Fans of HBO’s mesmerizing True Detective know by now that not everything is as it seems, but did you know that you could type in a bunch of references from the show’s mythology into Google in order to destroy all sense of joy and fun and mystery in the universe? It’s true!

Here are some things from the show I typed into Google in order to tell you about them as if I thought of them while I was watching the show.

It turns out the show that we all know and love owes a debt of stylistic gratitude to detective novelist James Lee Burke, whose recurring character Dave Robicheaux is also based out of some of the same Louisiana settings as our True Detective heroes Martin Hart and Rust Cohle. Burke functions in the same milieu as True Detective, among the lowlifes and the very dark recesses of the Louisiana bayou, and also employs heavy doses of surrealism to put a spooky spin on the genre, notably in his “In The Electric Mists With The Confederate Dead.”

Isn’t it great that Google told me that? I’m smart. Now you read this, so you are also smart. I recommend reading some James Lee Burke novels in order to really really be smart while watching a TV show you enjoy. But reading this thing I am writing for you now might be a good substitute. Bottom line: there is such a thing as being good at watching TV, and reading about the things I just now looked for on Google can help you accomplish this.

One of the things that makes this show great is its use of music. Guess who used Google to find out all about the music from the show? I did. Turns out that such a thing is possible. The show has songs from rock bands I know about already such as The Black Angels and The 13th Floor Elevators and Melvins and even a weird part where a Louisiana roller rink DJ in the year 1996 is playing The Kinks instead of Mark Morrison.

The point is this: I looked all of this up on Google. You’re just going to have to take my word for it that I’ve heard of the Melvins. But duh. Of course I’ve heard of the Melvins. The Melvins formed in Aberdeen/Montesano, WA in 1983 the founding members were Buzz, Mike Dillard (drums), and ex-Mudhoney bassist Matt Lukin. Duh.

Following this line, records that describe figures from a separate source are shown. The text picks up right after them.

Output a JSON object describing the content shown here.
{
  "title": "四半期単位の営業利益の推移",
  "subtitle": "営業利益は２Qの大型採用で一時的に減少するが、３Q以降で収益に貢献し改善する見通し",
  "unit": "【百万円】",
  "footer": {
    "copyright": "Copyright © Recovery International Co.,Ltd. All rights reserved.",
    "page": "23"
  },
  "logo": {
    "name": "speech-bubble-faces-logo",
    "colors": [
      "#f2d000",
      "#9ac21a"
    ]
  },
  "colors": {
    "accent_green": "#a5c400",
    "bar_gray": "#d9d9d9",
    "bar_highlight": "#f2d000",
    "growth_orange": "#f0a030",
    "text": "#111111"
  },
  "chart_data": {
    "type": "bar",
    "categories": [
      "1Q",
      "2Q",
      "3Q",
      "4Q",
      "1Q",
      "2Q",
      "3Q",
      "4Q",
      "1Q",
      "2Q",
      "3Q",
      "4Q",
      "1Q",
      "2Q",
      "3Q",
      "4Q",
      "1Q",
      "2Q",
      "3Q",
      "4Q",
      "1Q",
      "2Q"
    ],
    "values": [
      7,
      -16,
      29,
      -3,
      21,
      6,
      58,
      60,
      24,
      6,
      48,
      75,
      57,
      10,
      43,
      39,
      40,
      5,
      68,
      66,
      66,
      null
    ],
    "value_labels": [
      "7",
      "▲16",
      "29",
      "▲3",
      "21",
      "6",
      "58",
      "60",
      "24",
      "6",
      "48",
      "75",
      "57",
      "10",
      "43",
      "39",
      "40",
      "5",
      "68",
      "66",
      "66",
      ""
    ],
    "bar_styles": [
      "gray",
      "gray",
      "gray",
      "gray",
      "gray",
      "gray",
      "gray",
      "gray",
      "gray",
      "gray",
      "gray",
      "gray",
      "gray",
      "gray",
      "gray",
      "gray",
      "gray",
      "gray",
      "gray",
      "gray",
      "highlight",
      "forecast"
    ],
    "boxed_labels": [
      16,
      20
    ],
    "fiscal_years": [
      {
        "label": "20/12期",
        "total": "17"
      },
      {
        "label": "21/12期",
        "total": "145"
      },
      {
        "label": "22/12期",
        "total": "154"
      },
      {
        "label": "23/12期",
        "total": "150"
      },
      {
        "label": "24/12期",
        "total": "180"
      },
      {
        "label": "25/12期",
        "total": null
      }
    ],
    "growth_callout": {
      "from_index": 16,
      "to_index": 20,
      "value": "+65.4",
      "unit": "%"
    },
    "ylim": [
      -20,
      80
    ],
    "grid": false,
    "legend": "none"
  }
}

Everybody knows that, in that exact wording. Especially me. And now, thanks to this great article you’re reading on the internet, so do you.

According to this Google search I just did, the key to enjoying things is to relax. You just sit there, and you try to be attentive and relaxed and present and available, and you let the thing you enjoy wash over you like a warm bath. You don’t run out to go do battle with it, screaming and brandishing intellectual weapons. You accept it calmly, and you allow it to affect you in whatever natural way it does or does not affect you, and then you go on with your life, enriched by having fully experienced the thing that you enjoy. You do not set up a cottage industry touting its virtues. You do not infuse its essence into your sense of self. You do not conflate your ability to define and understand its merits with a validation of your own existence. You merely breathe it in, hold it, and exhale it.

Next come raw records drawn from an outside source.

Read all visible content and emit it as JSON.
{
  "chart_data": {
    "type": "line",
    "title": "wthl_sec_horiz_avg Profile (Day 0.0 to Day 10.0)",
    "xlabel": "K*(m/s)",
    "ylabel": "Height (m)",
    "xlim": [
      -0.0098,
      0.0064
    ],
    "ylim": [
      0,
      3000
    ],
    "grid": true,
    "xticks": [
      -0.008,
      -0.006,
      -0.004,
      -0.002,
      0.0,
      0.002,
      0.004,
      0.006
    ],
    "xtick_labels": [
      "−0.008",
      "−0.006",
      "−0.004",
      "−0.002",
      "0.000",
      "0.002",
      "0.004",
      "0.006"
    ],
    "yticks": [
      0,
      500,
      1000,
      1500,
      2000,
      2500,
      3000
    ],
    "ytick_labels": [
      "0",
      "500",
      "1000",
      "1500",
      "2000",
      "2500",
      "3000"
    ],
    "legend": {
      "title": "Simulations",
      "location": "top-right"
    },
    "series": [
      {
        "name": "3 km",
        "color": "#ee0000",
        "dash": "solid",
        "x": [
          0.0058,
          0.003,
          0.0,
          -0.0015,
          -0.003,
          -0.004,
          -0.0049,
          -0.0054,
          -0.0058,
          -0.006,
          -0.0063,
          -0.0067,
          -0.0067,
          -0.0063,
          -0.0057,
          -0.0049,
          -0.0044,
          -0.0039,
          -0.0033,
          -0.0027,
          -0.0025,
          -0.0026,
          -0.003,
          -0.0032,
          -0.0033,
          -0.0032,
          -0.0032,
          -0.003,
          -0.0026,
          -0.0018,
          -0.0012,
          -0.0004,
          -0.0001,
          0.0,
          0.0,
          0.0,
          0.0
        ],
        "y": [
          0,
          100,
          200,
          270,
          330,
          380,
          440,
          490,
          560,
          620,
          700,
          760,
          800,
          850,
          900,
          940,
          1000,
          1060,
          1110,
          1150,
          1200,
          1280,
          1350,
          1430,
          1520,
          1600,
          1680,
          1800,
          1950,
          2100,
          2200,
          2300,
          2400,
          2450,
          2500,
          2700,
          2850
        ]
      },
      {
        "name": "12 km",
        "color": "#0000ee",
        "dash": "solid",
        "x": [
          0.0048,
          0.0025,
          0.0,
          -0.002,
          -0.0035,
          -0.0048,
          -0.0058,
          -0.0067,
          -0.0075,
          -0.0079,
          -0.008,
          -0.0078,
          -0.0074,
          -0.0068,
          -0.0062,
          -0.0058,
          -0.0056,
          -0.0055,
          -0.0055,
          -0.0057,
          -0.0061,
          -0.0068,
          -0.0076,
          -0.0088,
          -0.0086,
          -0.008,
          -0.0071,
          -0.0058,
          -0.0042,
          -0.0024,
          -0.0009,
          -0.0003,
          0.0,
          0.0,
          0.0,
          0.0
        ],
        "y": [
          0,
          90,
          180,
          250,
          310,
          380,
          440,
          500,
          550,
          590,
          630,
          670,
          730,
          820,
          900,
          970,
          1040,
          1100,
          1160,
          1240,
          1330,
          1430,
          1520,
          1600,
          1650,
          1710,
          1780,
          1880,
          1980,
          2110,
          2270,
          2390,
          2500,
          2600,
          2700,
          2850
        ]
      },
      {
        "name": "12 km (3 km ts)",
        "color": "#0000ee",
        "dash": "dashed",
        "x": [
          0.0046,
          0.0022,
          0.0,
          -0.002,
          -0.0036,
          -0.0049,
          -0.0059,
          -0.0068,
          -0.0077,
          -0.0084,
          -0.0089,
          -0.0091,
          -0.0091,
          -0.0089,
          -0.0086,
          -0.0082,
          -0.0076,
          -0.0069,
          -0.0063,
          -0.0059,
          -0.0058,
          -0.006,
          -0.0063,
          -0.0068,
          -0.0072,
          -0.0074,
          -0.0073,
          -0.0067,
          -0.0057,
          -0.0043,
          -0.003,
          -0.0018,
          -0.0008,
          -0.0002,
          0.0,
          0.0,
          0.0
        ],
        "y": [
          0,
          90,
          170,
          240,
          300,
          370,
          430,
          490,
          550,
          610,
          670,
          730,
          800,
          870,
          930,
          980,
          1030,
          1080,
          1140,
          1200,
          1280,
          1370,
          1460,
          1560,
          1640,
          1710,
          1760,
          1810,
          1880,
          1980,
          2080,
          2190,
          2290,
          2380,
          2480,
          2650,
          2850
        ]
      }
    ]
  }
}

Aren’t you glad I found that stuff on Google? Man, Google has everything.

Okay, but also, if you like that show True Detective and think it’s just a super TV show for watching, there’s no reason you shouldn’t totally ruin that for yourself by reading every article you can about it by other people like me who also typed things into Google and also are proud of themselves. I am proud of myself. Would it interest you to know that the people who created this enjoyable TV show have been drawing on preexisting information for inspiration? That the entire creative process, and hence, sum total of human cultural output consists of reconstituted regurgitations of previously existing thoughts and concepts, that the lives of even the most skilled artists and entertainers is devoid of any real meaning, and therefore your own life, where you are not particularly skilled at any one thing, is even more utterly devoid of meaning? Isn’t it even worse that we have this thing called the internet with a Google on it you can type things into and instantly no longer be impressed by anything any human does? Wouldn’t you like to see everything you or any of the rest of us do or try as a huge neverending trap, a grand inescapable cosmic joke? Wouldn’t you like to read an article on the internet about a TV show you like which also subtly reminds you of that?

I bet you would. You’re reading this one, for example. OMG, it's almost like how Detective Cohle is always talking about how miserable and insignificant human life is! Wowee wow wow WOW.

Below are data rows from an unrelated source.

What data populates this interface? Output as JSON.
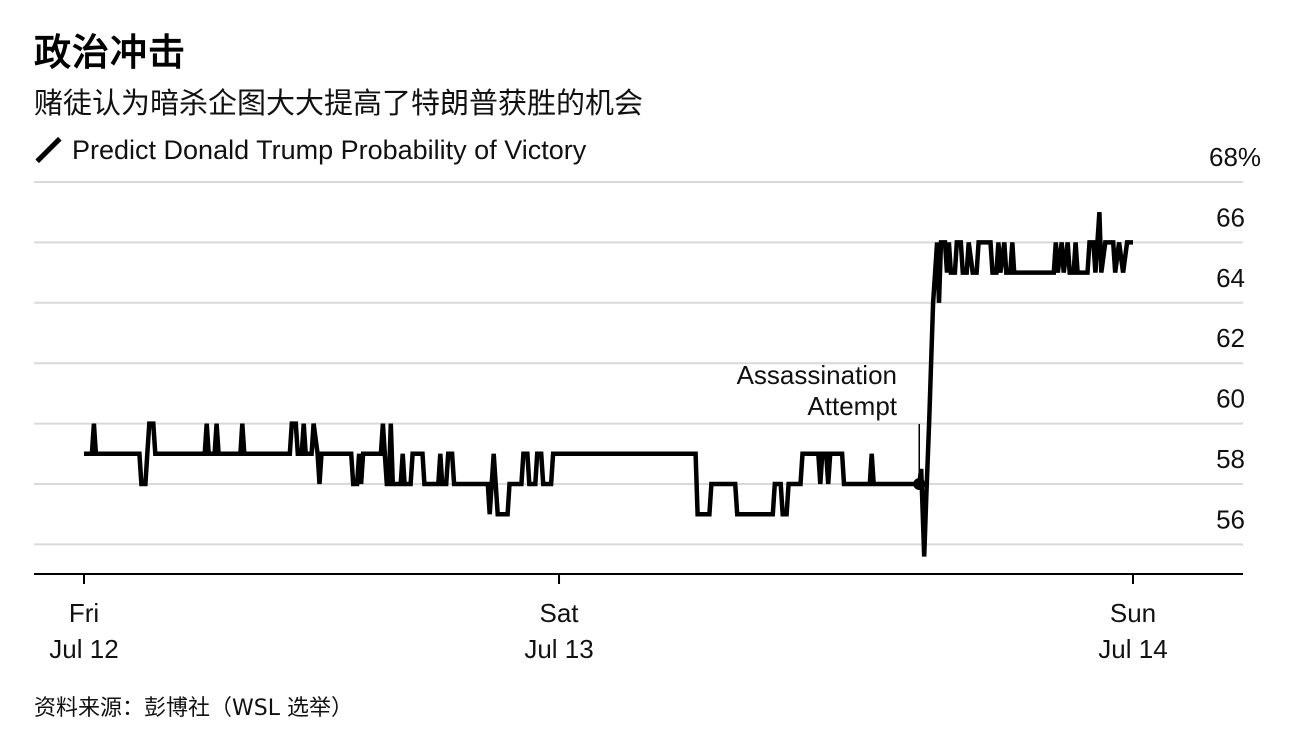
{
  "header": {
    "title": "政治冲击",
    "subtitle": "赌徒认为暗杀企图大大提高了特朗普获胜的机会"
  },
  "legend": {
    "label": "Predict Donald Trump Probability of Victory"
  },
  "source": "资料来源：彭博社（WSL 选举）",
  "colors": {
    "line": "#000000",
    "grid": "#d9d9d9",
    "axis": "#000000"
  },
  "chart_data": {
    "type": "line",
    "title": "政治冲击",
    "subtitle": "赌徒认为暗杀企图大大提高了特朗普获胜的机会",
    "xlabel": "",
    "ylabel": "",
    "x_unit": "hours since Fri Jul 12 00:00",
    "xlim": [
      0,
      57
    ],
    "ylim": [
      55.5,
      68.5
    ],
    "y_ticks": [
      56,
      58,
      60,
      62,
      64,
      66,
      68
    ],
    "y_tick_labels": [
      "56",
      "58",
      "60",
      "62",
      "64",
      "66",
      "68%"
    ],
    "x_ticks": [
      {
        "x": 0,
        "label_top": "Fri",
        "label_bottom": "Jul 12"
      },
      {
        "x": 24,
        "label_top": "Sat",
        "label_bottom": "Jul 13"
      },
      {
        "x": 53,
        "label_top": "Sun",
        "label_bottom": "Jul 14"
      }
    ],
    "grid": true,
    "annotation": {
      "label_line1": "Assassination",
      "label_line2": "Attempt",
      "x": 42.2,
      "y": 58
    },
    "series": [
      {
        "name": "Predict Donald Trump Probability of Victory",
        "points": [
          [
            0.0,
            59
          ],
          [
            0.4,
            59
          ],
          [
            0.5,
            60
          ],
          [
            0.6,
            59
          ],
          [
            2.8,
            59
          ],
          [
            2.9,
            58
          ],
          [
            3.1,
            58
          ],
          [
            3.2,
            59
          ],
          [
            3.3,
            60
          ],
          [
            3.5,
            60
          ],
          [
            3.6,
            59
          ],
          [
            6.1,
            59
          ],
          [
            6.2,
            60
          ],
          [
            6.3,
            59
          ],
          [
            6.6,
            59
          ],
          [
            6.7,
            60
          ],
          [
            6.8,
            59
          ],
          [
            7.9,
            59
          ],
          [
            8.0,
            60
          ],
          [
            8.1,
            59
          ],
          [
            10.4,
            59
          ],
          [
            10.5,
            60
          ],
          [
            10.7,
            60
          ],
          [
            10.8,
            59
          ],
          [
            11.0,
            59
          ],
          [
            11.1,
            60
          ],
          [
            11.2,
            59
          ],
          [
            11.5,
            59
          ],
          [
            11.6,
            60
          ],
          [
            11.8,
            59
          ],
          [
            11.9,
            58
          ],
          [
            12.0,
            59
          ],
          [
            13.5,
            59
          ],
          [
            13.6,
            58
          ],
          [
            13.8,
            58
          ],
          [
            13.9,
            59
          ],
          [
            14.0,
            58
          ],
          [
            14.1,
            59
          ],
          [
            15.0,
            59
          ],
          [
            15.1,
            60
          ],
          [
            15.2,
            59
          ],
          [
            15.3,
            58
          ],
          [
            15.4,
            58
          ],
          [
            15.5,
            60
          ],
          [
            15.6,
            58
          ],
          [
            16.0,
            58
          ],
          [
            16.1,
            59
          ],
          [
            16.2,
            58
          ],
          [
            16.5,
            58
          ],
          [
            16.6,
            59
          ],
          [
            17.1,
            59
          ],
          [
            17.2,
            58
          ],
          [
            17.9,
            58
          ],
          [
            18.0,
            59
          ],
          [
            18.1,
            58
          ],
          [
            18.3,
            58
          ],
          [
            18.4,
            59
          ],
          [
            18.6,
            59
          ],
          [
            18.7,
            58
          ],
          [
            20.4,
            58
          ],
          [
            20.5,
            57
          ],
          [
            20.6,
            58
          ],
          [
            20.7,
            59
          ],
          [
            20.8,
            58
          ],
          [
            20.9,
            57
          ],
          [
            21.4,
            57
          ],
          [
            21.5,
            58
          ],
          [
            22.1,
            58
          ],
          [
            22.2,
            59
          ],
          [
            22.4,
            59
          ],
          [
            22.5,
            58
          ],
          [
            22.8,
            58
          ],
          [
            22.9,
            59
          ],
          [
            23.1,
            59
          ],
          [
            23.2,
            58
          ],
          [
            23.6,
            58
          ],
          [
            23.7,
            59
          ],
          [
            30.9,
            59
          ],
          [
            31.0,
            57
          ],
          [
            31.6,
            57
          ],
          [
            31.7,
            58
          ],
          [
            32.9,
            58
          ],
          [
            33.0,
            57
          ],
          [
            34.8,
            57
          ],
          [
            34.9,
            58
          ],
          [
            35.2,
            58
          ],
          [
            35.3,
            57
          ],
          [
            35.5,
            57
          ],
          [
            35.6,
            58
          ],
          [
            36.2,
            58
          ],
          [
            36.3,
            59
          ],
          [
            37.1,
            59
          ],
          [
            37.2,
            58
          ],
          [
            37.3,
            59
          ],
          [
            37.5,
            59
          ],
          [
            37.6,
            58
          ],
          [
            37.7,
            59
          ],
          [
            38.3,
            59
          ],
          [
            38.4,
            58
          ],
          [
            39.7,
            58
          ],
          [
            39.8,
            59
          ],
          [
            39.9,
            58
          ],
          [
            42.2,
            58
          ],
          [
            42.3,
            58.5
          ],
          [
            42.45,
            55.6
          ],
          [
            42.55,
            57.5
          ],
          [
            42.7,
            60
          ],
          [
            42.9,
            64
          ],
          [
            43.1,
            66
          ],
          [
            43.2,
            64
          ],
          [
            43.3,
            66
          ],
          [
            43.5,
            66
          ],
          [
            43.6,
            65
          ],
          [
            43.7,
            66
          ],
          [
            43.8,
            65
          ],
          [
            44.0,
            65
          ],
          [
            44.1,
            66
          ],
          [
            44.3,
            66
          ],
          [
            44.4,
            65
          ],
          [
            44.6,
            65
          ],
          [
            44.7,
            66
          ],
          [
            44.9,
            65
          ],
          [
            45.1,
            65
          ],
          [
            45.2,
            66
          ],
          [
            45.8,
            66
          ],
          [
            45.9,
            65
          ],
          [
            46.1,
            65
          ],
          [
            46.2,
            66
          ],
          [
            46.3,
            65
          ],
          [
            46.5,
            66
          ],
          [
            46.6,
            65
          ],
          [
            46.8,
            65
          ],
          [
            46.9,
            66
          ],
          [
            47.0,
            65
          ],
          [
            49.0,
            65
          ],
          [
            49.1,
            66
          ],
          [
            49.2,
            65
          ],
          [
            49.4,
            66
          ],
          [
            49.5,
            65
          ],
          [
            49.7,
            66
          ],
          [
            49.8,
            65
          ],
          [
            50.0,
            65
          ],
          [
            50.1,
            66
          ],
          [
            50.2,
            65
          ],
          [
            50.7,
            65
          ],
          [
            50.8,
            66
          ],
          [
            51.0,
            66
          ],
          [
            51.1,
            65
          ],
          [
            51.2,
            66
          ],
          [
            51.3,
            67
          ],
          [
            51.4,
            65
          ],
          [
            51.6,
            66
          ],
          [
            52.0,
            66
          ],
          [
            52.1,
            65
          ],
          [
            52.3,
            66
          ],
          [
            52.5,
            65
          ],
          [
            52.7,
            66
          ],
          [
            53.0,
            66
          ]
        ]
      }
    ]
  }
}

Google tells me that the internet is a place for elitist swine to argue into infinity about nothing as the world crumbles around them. Google says that the internet, though not fully monetized and therefore democratic, increasingly is democratizing content only among a detached and privileged internet-literate class. That internet content is fully customizable and causes entrenchments along ideological and socioeconomic lines, that we are all sitting around jamming our collective thumbs up our asses about a fucking television show. Even though it’s really, really good.

So there you have it. Everything I typed into Google about True Detective. I am smart. You are smart. Our lives are already over.